Type I IFNs are ubiquitously expressed cytokines that contribute to both innate and cell-intrinsic immunity against viral infections. Bastard P et al. found that at least 10.2% patients (101 in 987) with life-threatening COVID-19 had neutralizing IgG autoantibodies against type I IFNs, including IFN-ω and IFN-α [16]. These autoantibodies were not found in 663 individuals with asymptomatic or mild COVID-19. Thus, the occurrence of anti-IFNs autoantibodies were associated with the life-threatening, via neutralize the ability of the corresponding type I IFNs to block SARS-CoV-2 infection. The results suggested that convalescent plasma with anti-IFNs positive should be excluded from treatment for ongoing clinical trial.

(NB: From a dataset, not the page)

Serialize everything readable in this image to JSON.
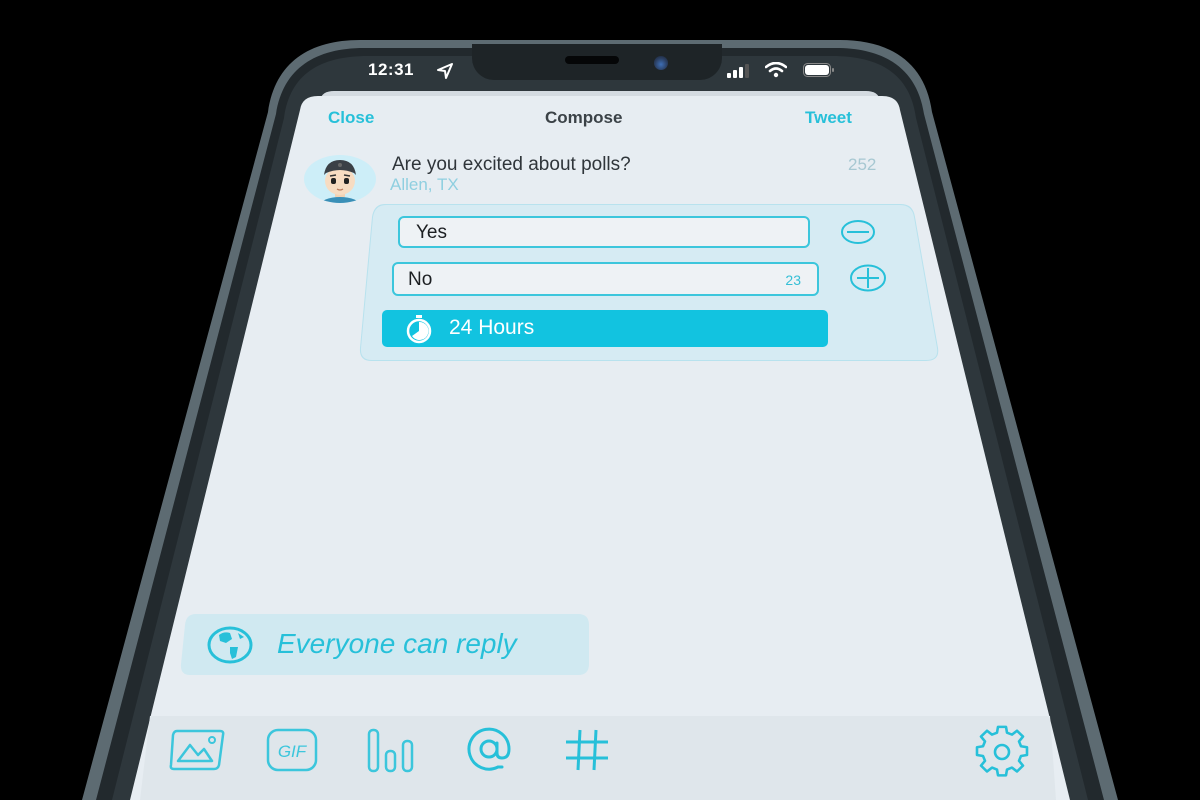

There are also other autoantibodies were found in COVID-19, such as autoantibodies against red blood cell [17], anti-neutrophil cytoplasmic antibodies (ANCA) [5], anti-cyclic peptide containing citrulline (CCP) antibody [18]. Taken together, various autoantibodies were found in COVID-19, the existing autoantibodies might be associated with the severity of illness and autoimmune symptoms. The convalescent plasma should be tested for autoantibodies before their plasma donations are accepted. Notably, due to the multiple peptide sequence sharing between SARS-CoV-2 spike glycoprotein and the human proteins have been found, molecular mimicry has been proposed as a cause of the autoimmune phenomena observed in COVID-19 [19]. Therefore, one of the potential side effects of giving a mass vaccine could be an mergence of autoimmune diseases especially in individuals who are genetically prone for autoimmunity [20]. Thus, these peptide epitopes which are similarities to the human constiuantes should be consider or avoid in vaccine production.

Declaration of Competing Interest

The authors declared that there are no conflicts of interests.